The plaintiff is also unable to provide an administration guarantee pursuant to s 57 of the Administration and Probate Act 1958 (Vic) and r 7.01 of the Supreme Court (Administration and Probate) Rules 2014 as he is unable to find an insurer in Victoria and his family members have been unable to provide a guarantee.
The plaintiff also submits that an administration guarantee is not appropriate at this stage because the estate currently contains no assets and if the claim to recover the $600,000 fails the estate would not suffer loss as any claim would necessarily have to be funded by the plaintiff himself. As observed, the orders sought by the plaintiff are not expressed as a claim to recover $600,000 but rather as a claim to recover the traceable proceeds of sale of the Doncaster property.
However, as the Court explained in Re Ciantar where, as in the present proceeding, the deceased held no assets in her name at the date of her death:[24]
In the ordinary course, a guarantee is required when an application is made to bring or defend a proceeding, unless good reason is shown to the contrary.[25] The reasons for an administration bond or guarantee were explained by Besanko J in Re Freebairn[26] as follows:
The guarantee is in effect a guarantee against the maladministration of the estate … It is a guarantee against a breach by the administrator of his or her duties in administering the estate. The cases in which a guarantee is required are cases where the estate is vulnerable in the sense that there is an increased risk of maladministration or an increased difficulty in recovery should there be maladministration. The guarantee provides an additional assurance of the due and proper administration of the estate and an additional remedy should there be maladministration.[27]

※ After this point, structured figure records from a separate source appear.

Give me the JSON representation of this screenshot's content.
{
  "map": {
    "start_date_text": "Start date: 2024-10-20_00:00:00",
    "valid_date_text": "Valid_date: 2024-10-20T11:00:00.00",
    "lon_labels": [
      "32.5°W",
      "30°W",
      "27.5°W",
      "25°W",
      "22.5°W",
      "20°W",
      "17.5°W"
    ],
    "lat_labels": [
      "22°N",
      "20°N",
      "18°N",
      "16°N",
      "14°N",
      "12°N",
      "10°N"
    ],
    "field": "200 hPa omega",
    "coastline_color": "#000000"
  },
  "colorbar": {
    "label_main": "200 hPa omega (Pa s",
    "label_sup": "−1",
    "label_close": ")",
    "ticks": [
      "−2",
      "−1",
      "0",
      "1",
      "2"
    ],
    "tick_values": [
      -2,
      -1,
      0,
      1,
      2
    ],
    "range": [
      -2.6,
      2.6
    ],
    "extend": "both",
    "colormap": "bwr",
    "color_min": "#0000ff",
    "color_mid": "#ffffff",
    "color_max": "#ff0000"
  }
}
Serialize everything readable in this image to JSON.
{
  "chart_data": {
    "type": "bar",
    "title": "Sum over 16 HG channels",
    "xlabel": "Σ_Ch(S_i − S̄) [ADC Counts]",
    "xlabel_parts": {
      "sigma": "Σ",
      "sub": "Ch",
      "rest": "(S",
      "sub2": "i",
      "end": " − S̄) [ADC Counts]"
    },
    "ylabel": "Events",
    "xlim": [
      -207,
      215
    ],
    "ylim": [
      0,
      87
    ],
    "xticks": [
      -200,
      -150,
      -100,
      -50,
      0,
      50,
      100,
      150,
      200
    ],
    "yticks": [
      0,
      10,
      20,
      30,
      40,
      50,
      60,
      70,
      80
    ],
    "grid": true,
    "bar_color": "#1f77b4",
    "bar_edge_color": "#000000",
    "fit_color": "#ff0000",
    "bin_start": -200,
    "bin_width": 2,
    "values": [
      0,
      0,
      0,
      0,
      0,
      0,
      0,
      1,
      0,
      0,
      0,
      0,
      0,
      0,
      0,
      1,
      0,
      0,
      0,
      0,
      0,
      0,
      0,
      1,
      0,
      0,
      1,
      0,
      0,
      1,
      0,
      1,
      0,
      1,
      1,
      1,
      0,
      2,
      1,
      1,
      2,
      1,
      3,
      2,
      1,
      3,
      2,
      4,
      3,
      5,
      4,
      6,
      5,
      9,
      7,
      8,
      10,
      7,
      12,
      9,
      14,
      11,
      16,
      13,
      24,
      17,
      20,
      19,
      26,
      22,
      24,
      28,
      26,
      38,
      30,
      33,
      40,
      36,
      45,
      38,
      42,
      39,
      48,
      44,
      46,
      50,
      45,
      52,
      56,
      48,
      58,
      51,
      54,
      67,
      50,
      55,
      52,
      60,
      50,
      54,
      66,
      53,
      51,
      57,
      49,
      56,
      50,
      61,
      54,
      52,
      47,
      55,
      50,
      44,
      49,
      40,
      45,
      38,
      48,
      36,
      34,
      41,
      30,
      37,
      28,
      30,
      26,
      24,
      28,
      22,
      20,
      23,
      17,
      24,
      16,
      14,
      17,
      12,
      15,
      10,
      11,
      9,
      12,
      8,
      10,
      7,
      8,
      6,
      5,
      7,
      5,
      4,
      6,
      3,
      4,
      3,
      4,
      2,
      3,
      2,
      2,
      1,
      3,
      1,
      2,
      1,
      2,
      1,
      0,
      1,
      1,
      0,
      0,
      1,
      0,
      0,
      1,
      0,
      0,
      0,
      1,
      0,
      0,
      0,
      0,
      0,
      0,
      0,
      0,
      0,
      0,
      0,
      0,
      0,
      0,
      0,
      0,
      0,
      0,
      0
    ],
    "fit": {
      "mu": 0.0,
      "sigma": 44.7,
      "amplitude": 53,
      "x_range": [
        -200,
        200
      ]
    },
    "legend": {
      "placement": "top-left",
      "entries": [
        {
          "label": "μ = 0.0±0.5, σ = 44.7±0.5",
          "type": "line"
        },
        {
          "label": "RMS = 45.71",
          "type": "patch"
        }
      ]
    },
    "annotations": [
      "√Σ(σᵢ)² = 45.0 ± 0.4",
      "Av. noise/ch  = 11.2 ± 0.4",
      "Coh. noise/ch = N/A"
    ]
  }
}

The reasons provided by the plaintiff for being unable to provide an administration guarantee to secure his performance of the duties as administrator is that he has been unable to find an insurer or family member willing to provide a guarantee. These reasons do not amount to a good reason for the Court to dispense with the requirement for an administration guarantee.
[24]Re Ciantar [2022] VSC 116, [63]–[64] (McMillan J).
[25]Re Tratt [1980] VR 657, 663 (Brooking J); Re Curran [2010] VSC 455, [26] (Ferguson J).
[26](2005) 93 SASR 415.
[27]Ibid 420 [22] (Besanko J).
The fact that there are not currently any assets in the estate is not a good reason to dispense with the requirement for a guarantee. In considering whether to appoint a person as an administrator ad litem the Court is mindful of the interests of third parties, as well as the beneficiaries of the estate. If litigation is commenced to recover funds for the deceased and that litigation is unsuccessful, there is the potential for costs orders to be made against the estate. There is no information before the Court as to the plaintiff’s capacity or willingness to indemnify the estate if the litigation were unsuccessful and an adverse costs order were made against it.
Further, the plaintiff intends to commence a proceeding on behalf of the estate of the deceased seeking to bring substantial funds back into the estate of the deceased for the purpose of making a further claim in his own right against the estate of the deceased. If the plaintiff were appointed as administrator ad litem of the estate, he would have control of any funds paid back into the estate making the risk or potential for maladministration much greater compared to the appointment of an independent administrator.
Conclusion
The application by the plaintiff to be appointed a limited administrator ad litem of the estate of the deceased be dismissed.
Orders
The proceeding be dismissed with costs.